Outros primatas com um número elevado de neurônios também enfrentam desafios parecidos. É o caso do gorila, um animal que pode pesar até 200 quilos e tem um cérebro com 33 bilhões de neurônios. Como se alimentam basicamente de folhas, eles precisam ingerir nada menos que 18 quilos de comida por dia. Não é de se espantar que passem cerca de oito horas por dia comendo, conforme o registro de primatólogos. Vendo que esses primatas viviam praticamente no limite da sua capacidade de ingestão de alimentos, a neurocientista deduziu que alguma mudança deveria ter acontecido para permitir o sustento de um cérebro como o humano, com um número de neurônios quase três vezes maior.

Suzana tinha esse problema em mente quando foi procurada por Karina Fonseca-Azevedo, uma estudante de graduação de biologia em busca de um estágio voluntário no Naco. Explicou suas hipóteses à aluna e disse que estava atrás de alguém para ajudá-la num estudo sobre o custo do cérebro e a dieta dos primatas.

A aluna passou os meses seguintes vasculhando revistas científicas em busca de estudos sobre várias espécies de primatas. Com os dados levantados na literatura e os resultados das pesquisas do próprio Naco, as duas puderam construir simulações matemáticas com um programa de computador. Queriam entender quantas calorias a mais os primatas precisavam consumir – e quanto tempo a mais precisariam passar comendo – caso aumentasse o tamanho de seu corpo ou cérebro.

 

Karina Fonseca-Azevedo é filha de um feirante e uma dona de casa. Pertence à primeira geração de sua família com acesso ao ensino superior. Tem 24 anos e pretende seguir carreira acadêmica. Em 2011, entrou no mestrado em ciências morfológicas pela UFRJ. Como não ganhou bolsa de estudos, dá aulas de ciências três dias por semana em uma escola estadual em São Gonçalo, do outro lado da Baía de Guanabara.
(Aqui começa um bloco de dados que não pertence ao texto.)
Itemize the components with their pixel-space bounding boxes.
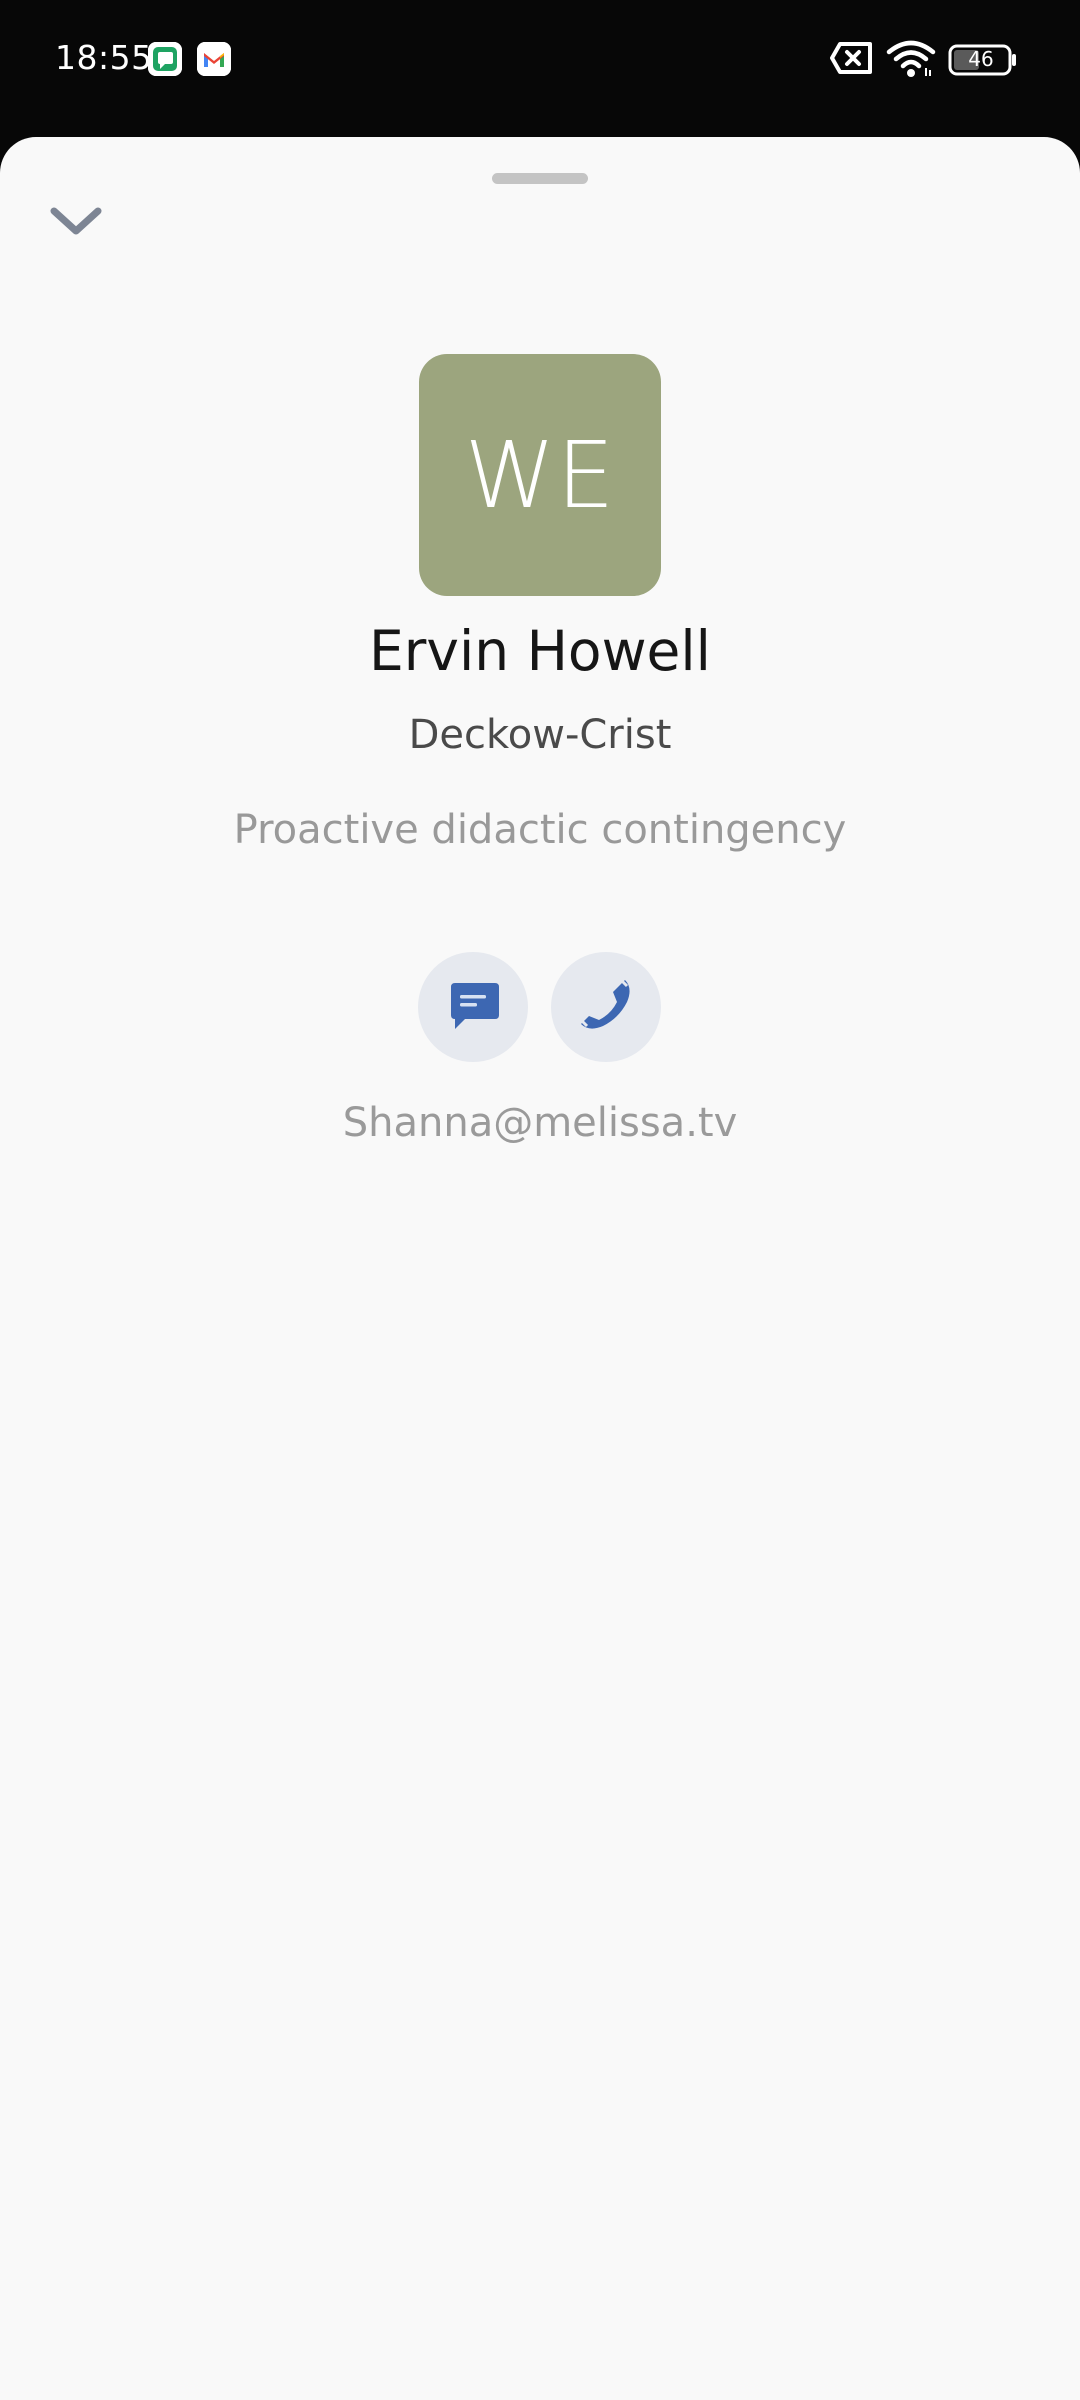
message-button[interactable] xyxy=(418,952,528,1062)
collapse-button[interactable] xyxy=(40,187,112,259)
contact-company: Deckow-Crist xyxy=(408,712,672,758)
contact-catch-phrase: Proactive didactic contingency xyxy=(233,807,847,853)
gmail-icon xyxy=(197,42,231,76)
wifi-icon xyxy=(886,38,936,82)
contact-detail-sheet: WE Ervin Howell Deckow-Crist Proactive d… xyxy=(0,137,1080,2400)
call-button[interactable] xyxy=(551,952,661,1062)
battery-level: 46 xyxy=(968,47,994,71)
contact-name: Ervin Howell xyxy=(369,619,711,683)
contact-email[interactable]: Shanna@melissa.tv xyxy=(0,1100,1080,1146)
messages-app-icon xyxy=(148,42,182,76)
drag-handle[interactable] xyxy=(492,173,588,184)
status-bar: 18:55 46 xyxy=(0,0,1080,138)
avatar-initials: WE xyxy=(464,421,616,529)
phone-icon xyxy=(575,974,637,1040)
no-sim-icon xyxy=(830,40,874,80)
status-time: 18:55 xyxy=(55,38,153,77)
chevron-down-icon xyxy=(48,203,104,243)
avatar: WE xyxy=(419,354,661,596)
message-icon xyxy=(443,975,503,1039)
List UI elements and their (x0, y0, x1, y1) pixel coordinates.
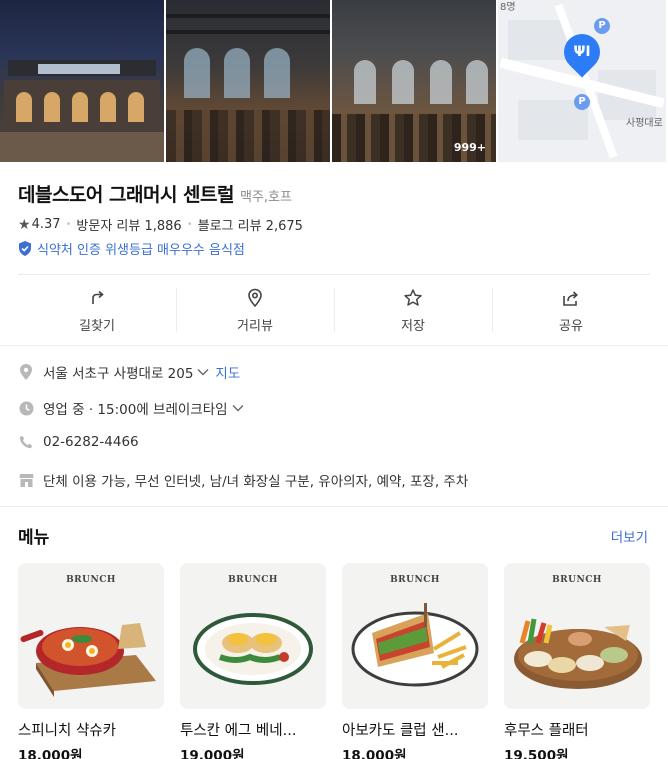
window (128, 92, 144, 122)
menu-photo[interactable]: BRUNCH (180, 563, 326, 709)
menu-item-price: 19,500원 (504, 748, 569, 759)
menu-item-price: 18,000원 (18, 748, 83, 759)
address-text: 서울 서초구 사평대로 205 (43, 366, 194, 382)
separator-dot: • (186, 219, 193, 230)
photo-exterior[interactable] (0, 0, 164, 162)
menu-item[interactable]: BRUNCH 후무스 플래터 19,500원 (504, 563, 650, 759)
beam (166, 30, 330, 34)
menu-section-title: 메뉴 (18, 528, 50, 548)
divider (18, 274, 650, 275)
blog-reviews-link[interactable]: 블로그 리뷰 2,675 (198, 215, 303, 234)
share-icon (561, 287, 581, 309)
menu-item-name: 후무스 플래터 (504, 723, 589, 739)
parking-icon: P (594, 18, 610, 34)
arched-window (224, 48, 250, 98)
arched-window (392, 60, 414, 104)
ground (0, 132, 164, 162)
street-view-button[interactable]: 거리뷰 (176, 276, 334, 344)
egg-benedict-dish-image (193, 613, 313, 685)
menu-list: BRUNCH 스피니치 샥슈카 18,000원 BRUNCH 투스칸 에그 베네… (18, 563, 650, 759)
street-view-label: 거리뷰 (237, 318, 273, 334)
amenities-text: 단체 이용 가능, 무선 인터넷, 남/녀 화장실 구분, 유아의자, 예약, … (43, 474, 469, 490)
menu-item[interactable]: BRUNCH 스피니치 샥슈카 18,000원 (18, 563, 164, 759)
menu-photo[interactable]: BRUNCH (18, 563, 164, 709)
window (44, 92, 60, 122)
separator-dot: • (65, 219, 72, 230)
place-name: 데블스도어 그래머시 센트럴 (18, 184, 235, 206)
phone-icon (18, 434, 34, 450)
directions-icon (88, 287, 106, 309)
shield-icon (19, 241, 31, 256)
arched-window (466, 60, 488, 104)
share-button[interactable]: 공유 (492, 276, 650, 344)
window (72, 92, 88, 122)
directions-button[interactable]: 길찾기 (18, 276, 176, 344)
amenities-row: 단체 이용 가능, 무선 인터넷, 남/녀 화장실 구분, 유아의자, 예약, … (18, 470, 468, 490)
star-icon: ★ (18, 216, 31, 233)
arched-window (354, 60, 376, 104)
menu-item[interactable]: BRUNCH 투스칸 에그 베네... 19,000원 (180, 563, 326, 759)
arched-window (264, 48, 290, 98)
clock-icon (18, 400, 34, 416)
arched-window (184, 48, 210, 98)
map-block (508, 20, 568, 60)
star-icon (403, 287, 423, 309)
menu-item-name: 스피니치 샥슈카 (18, 723, 116, 739)
menu-more-link[interactable]: 더보기 (611, 526, 648, 546)
building-sign (38, 64, 120, 74)
hours-text: 영업 중 · 15:00에 브레이크타임 (43, 402, 228, 418)
photo-gallery[interactable]: 999+ 8명 P P ΨΙ 사평대로 (0, 0, 668, 162)
store-icon (18, 472, 34, 488)
menu-photo[interactable]: BRUNCH (504, 563, 650, 709)
menu-photo[interactable]: BRUNCH (342, 563, 488, 709)
map-thumbnail[interactable]: 8명 P P ΨΙ 사평대로 (498, 0, 666, 162)
location-pin-icon (246, 287, 264, 309)
photo-interior-1[interactable] (166, 0, 330, 162)
street-label: 사평대로 (626, 118, 663, 129)
parking-icon: P (574, 94, 590, 110)
arched-window (430, 60, 452, 104)
shakshuka-dish-image (20, 623, 156, 697)
action-bar: 길찾기 거리뷰 저장 공유 (18, 276, 650, 344)
beam (166, 14, 330, 18)
map-link[interactable]: 지도 (215, 362, 240, 382)
location-pin-icon (18, 364, 34, 380)
share-label: 공유 (559, 318, 583, 334)
place-category: 맥주,호프 (240, 190, 292, 205)
menu-item-price: 18,000원 (342, 748, 407, 759)
map-label: 8명 (500, 2, 516, 13)
club-sandwich-dish-image (351, 603, 479, 687)
window (16, 92, 32, 122)
chevron-down-icon[interactable] (197, 368, 209, 376)
divider (0, 506, 668, 507)
visitor-reviews-link[interactable]: 방문자 리뷰 1,886 (76, 215, 181, 234)
place-header: 데블스도어 그래머시 센트럴 맥주,호프 (18, 180, 292, 207)
menu-item-name: 아보카도 클럽 샌... (342, 723, 459, 739)
menu-item[interactable]: BRUNCH 아보카도 클럽 샌... 18,000원 (342, 563, 488, 759)
chevron-down-icon[interactable] (232, 404, 244, 412)
hummus-platter-dish-image (514, 618, 642, 689)
crowd (332, 114, 496, 162)
phone-number: 02-6282-4466 (43, 434, 139, 450)
rating-row: ★ 4.37 • 방문자 리뷰 1,886 • 블로그 리뷰 2,675 (18, 215, 303, 235)
rating-value: 4.37 (31, 217, 61, 232)
directions-label: 길찾기 (79, 318, 115, 334)
restaurant-icon: ΨΙ (573, 44, 591, 60)
hours-row[interactable]: 영업 중 · 15:00에 브레이크타임 (18, 398, 244, 418)
menu-item-name: 투스칸 에그 베네... (180, 723, 297, 739)
photo-count: 999+ (453, 141, 486, 154)
address-row: 서울 서초구 사평대로 205 지도 (18, 362, 240, 382)
phone-row[interactable]: 02-6282-4466 (18, 434, 139, 450)
save-label: 저장 (401, 318, 425, 334)
menu-item-price: 19,000원 (180, 748, 245, 759)
divider (0, 345, 668, 346)
crowd (166, 110, 330, 162)
save-button[interactable]: 저장 (334, 276, 492, 344)
certification-text: 식약처 인증 위생등급 매우우수 음식점 (37, 243, 245, 258)
window (100, 92, 116, 122)
photo-interior-2[interactable]: 999+ (332, 0, 496, 162)
hygiene-certification[interactable]: 식약처 인증 위생등급 매우우수 음식점 (18, 239, 245, 258)
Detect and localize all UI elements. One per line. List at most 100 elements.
A bióloga estreou na literatura científica de maneira inusual, com artigo em uma revista de prestígio, em que muitos colegas mais experientes adorariam publicar. Os resultados que ela havia apresentado em sua monografia de fim de curso foram publicados em inglês, em outubro de 2012, nos anais da Academia Nacional de Ciências dos Estados Unidos, periódico conhecido pela sigla, PNAS. Karina assinou o trabalho como primeira autora, ao lado da orientadora. O estudo das brasileiras foi noticiado mundo afora. Em seu blog, Suzana incluiu links para reportagens sobre a pesquisa em sites da Índia, China, Nigéria, Ucrânia e outros onze países.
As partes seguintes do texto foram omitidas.